What is the oxidation number of iodine in SO4 2-?

Answer 1

The oxidation number of a free element is zero. However, the oxidation number of elements (e.g. iodine) in compounds will not be zero. The actual oxidation number/state can be deduced if the chemical formula of the compound is given.

Answer 2

iodine has an oxidation number of zero in the elemental form (I2). In iodide salts containing I- it has an oxidation number of -1. There are a range of compounds with iodine in other oxidation states, for example the compounds with fluorine IF, IF3, IF5, IF7 where iodine has oxidation numbers of +1, +3, +5, +7

Answer 3

Iodine oxides are chemical compounds of oxygen and iodine.
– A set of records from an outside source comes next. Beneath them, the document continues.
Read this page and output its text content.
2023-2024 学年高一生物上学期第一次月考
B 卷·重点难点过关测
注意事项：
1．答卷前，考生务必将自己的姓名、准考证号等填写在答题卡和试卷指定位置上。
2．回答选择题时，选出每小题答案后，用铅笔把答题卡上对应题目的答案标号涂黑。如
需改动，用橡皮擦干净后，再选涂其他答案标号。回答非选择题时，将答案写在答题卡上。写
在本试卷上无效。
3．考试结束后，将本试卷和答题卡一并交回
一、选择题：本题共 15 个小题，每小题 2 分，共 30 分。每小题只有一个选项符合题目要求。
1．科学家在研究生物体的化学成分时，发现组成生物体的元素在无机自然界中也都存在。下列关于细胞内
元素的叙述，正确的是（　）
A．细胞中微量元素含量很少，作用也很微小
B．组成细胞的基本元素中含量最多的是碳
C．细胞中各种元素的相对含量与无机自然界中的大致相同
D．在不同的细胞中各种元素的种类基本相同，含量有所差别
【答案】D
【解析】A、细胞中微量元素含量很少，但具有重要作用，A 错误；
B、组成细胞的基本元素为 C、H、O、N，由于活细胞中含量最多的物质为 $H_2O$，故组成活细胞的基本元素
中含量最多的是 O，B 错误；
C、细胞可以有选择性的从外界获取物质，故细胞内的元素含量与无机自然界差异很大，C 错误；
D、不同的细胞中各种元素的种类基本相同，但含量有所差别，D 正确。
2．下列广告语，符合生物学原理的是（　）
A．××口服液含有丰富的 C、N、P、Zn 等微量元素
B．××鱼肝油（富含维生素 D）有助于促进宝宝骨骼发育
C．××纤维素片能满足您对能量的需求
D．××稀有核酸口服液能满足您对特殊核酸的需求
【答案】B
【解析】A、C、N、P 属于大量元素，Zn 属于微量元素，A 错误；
There exist multiple oxides as iodine has more than one oxidation state.

+2 in IO,

+4 in IO2,

+3 and +5 in I2O4,

+5 in I2O5,

+3 and +5 in I4O9

Answer 4

The oxidation number of iodine in SO4 2- is +7. In sulfate ion (SO4 2-), the overall charge is -2. Oxygen has an oxidation number of -2, so sulfur must have an oxidation number of +6 to balance the charge. Since there are four oxygen atoms with a total oxidation number of -8, the oxidation number of iodine must be +7 to balance the overall charge of -2.

Answer 5

0- as it is in elemental state

Anything in elemental state = 0 (oxidation number)

Hope that helped. Good Luck!

Answer 6

0 for the elemental form

It forms both cations and anions, depending on what it is bonding with. The most likely is the -1 anion.

Answer 7

0 oxidation state

Answer 8

There is no iodine in the sulfate ion!